- Directed by: Jerry Lewis
- Written by: Jerry Lewis Bill Richmond
- Produced by: Jerry Lewis
- Starring: Jerry Lewis Sebastian Cabot
- Cinematography: W. Wallace Kelley
- Edited by: John Woodcock
- Music by: Pete King
- Production company: Jerry Lewis Productions
- Distributed by: Paramount Pictures
- Release date: July 1, 1965;
- Running time: 99 minutes
- Country: United States
- Language: English
- Box office: $2,600,000 (US/ Canada rentals) 824,903 admissions (France)

= The Family Jewels (film) =

1965 film by Jerry Lewis

The Family Jewels is a 1965 American comedy film. It was filmed from January 18 to April 2, 1965, and was released by Paramount Pictures on July 1, 1965. The film was co-written, directed, and produced by Jerry Lewis who also played seven roles in the film. Lewis' co-star, Donna Butterworth, made only one other film, Paradise, Hawaiian Style, with Elvis Presley. Gary Lewis & The Playboys have a cameo in which they sing "Little Miss Go-Go"; their hit song "This Diamond Ring" is also featured.

==Plot==
Donna Peyton is a ten-year-old girl who inherits $30 million from her industrialist father. Per terms of his will, Donna must choose one of her six uncles to become her new "father". Willard Woodward, the family chauffeur, takes Donna to all of her uncles to stay with them for two weeks. Donna's uncles are:

- James Peyton, a ferryboat captain, her father's oldest brother who served in the U.S. Navy during World War II.
- Everett Peyton, a famous circus clown who hates kids and has moved to Switzerland to avoid U. S. taxes.
- Julius Peyton, a professional photographer who photographs female models.
- Captain Edward "Eddie" Peyton, a pilot based in Los Angeles, California who owns his own airline ("Eddie's Airways, the Airline for the Birds") consisting of one plane, a Ford Trimotor. When five elderly ladies book him for an emergency flight to Chicago he loses their luggage, accidentally eject-seats himself from the plane, and ends up flying in a circle and landing back in Los Angeles.
- Skylock Peyton, a Holmesian detective who loves tea and lived in England until he lost his passport and moved back to the United States. He is accompanied by his faithful companion, Dr. Matson, but Skylock pays more attention to a pool game in Robert Strauss's pool parlour than to Donna.
- Bugsy Peyton, a gangster whom everyone believes was killed by the mob. Only interested in Donna's inheritance, he kidnaps her. Willard rescues her by tricking the gangsters into believing they are surrounded by armed soldiers.

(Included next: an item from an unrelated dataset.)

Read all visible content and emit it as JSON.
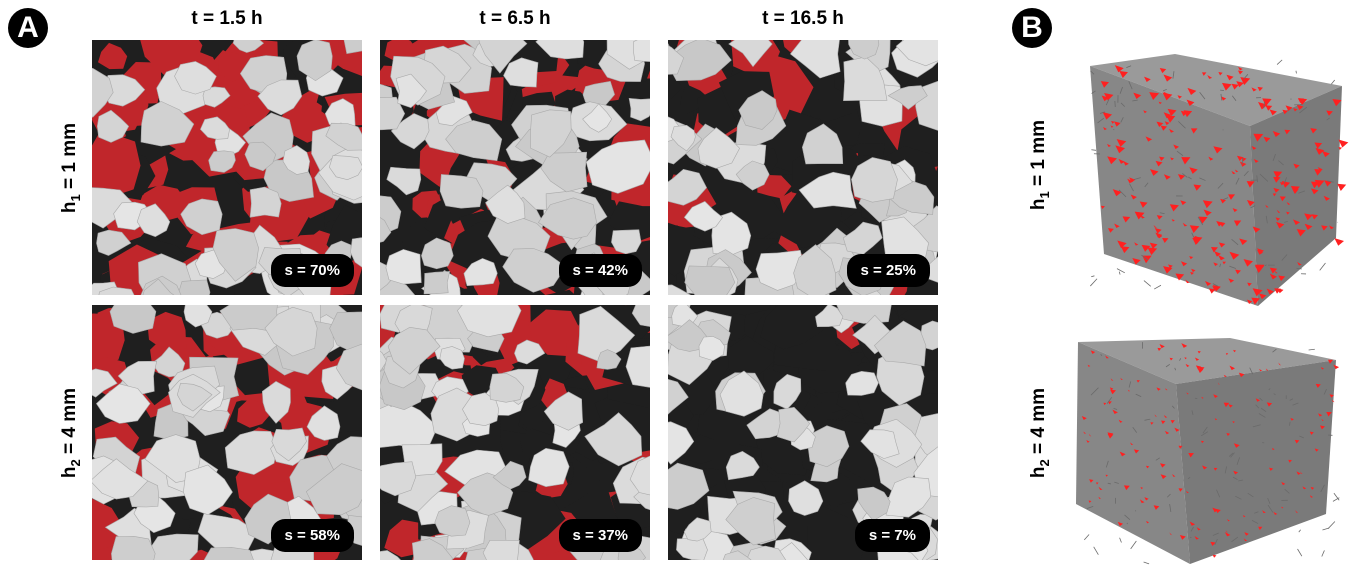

The more time she spends with her uncles, the more Donna realizes that Willard should be her father: he was always a father to her even when her real father was still alive, because her father was too busy to spend time with her. Unfortunately the family lawyers will not allow her to choose Willard, insisting that she must choose one of her uncles. At the last minute, Uncle Everett shows up unexpectedly, asking Donna to choose him. To everyone's surprise, Donna agrees, and the two leave together. As they walk down the hallway, Donna reveals that she knows the truth: "Uncle Everett" is actually Willard in disguise. She recognized him because, as always, his shoes were on the wrong feet.

==Cast==
- Jerry Lewis as Willard Woodward / James Peyton / Everett Peyton / Julius Peyton / Capt. Eddie Peyton / Skylock Peyton / Bugsy Peyton
- Donna Butterworth as Donna Peyton
- Sebastian Cabot as Dr. Matson
- Neil Hamilton as Attorney
- Jay Adler as Mr. Lyman, Attorney
- Anne Baxter as Actress in In-Flight Movie (uncredited)
- Ellen Corby as Senior Citizen Airline Passenger
- Gene Baylos as Circus Clown
- Benny Rubin as Sign Painter (uncredited)
- Scatman Crothers as Airport Worker (uncredited)
- Norman Levitt as Gas Station Owner (uncredited)

==Production==
The character of Julius Peyton is similar to the character of Julius Kelp in Jerry Lewis' earlier film The Nutty Professor (1963).

==Home media==
The film was released three times on DVD. Paramount released it on October 12, 2004, and January 5, 2021, and Warner Archive released the film on made-to-order DVD on June 20, 2013.

==Reception==
On Rotten Tomatoes, the film holds an 80% rating based on 5 reviews, with an average rating of 6.62/10.

==Legacy==
Several of the film's characters were caricatured in Will the Real Jerry Lewis Please Sit Down, an animated series.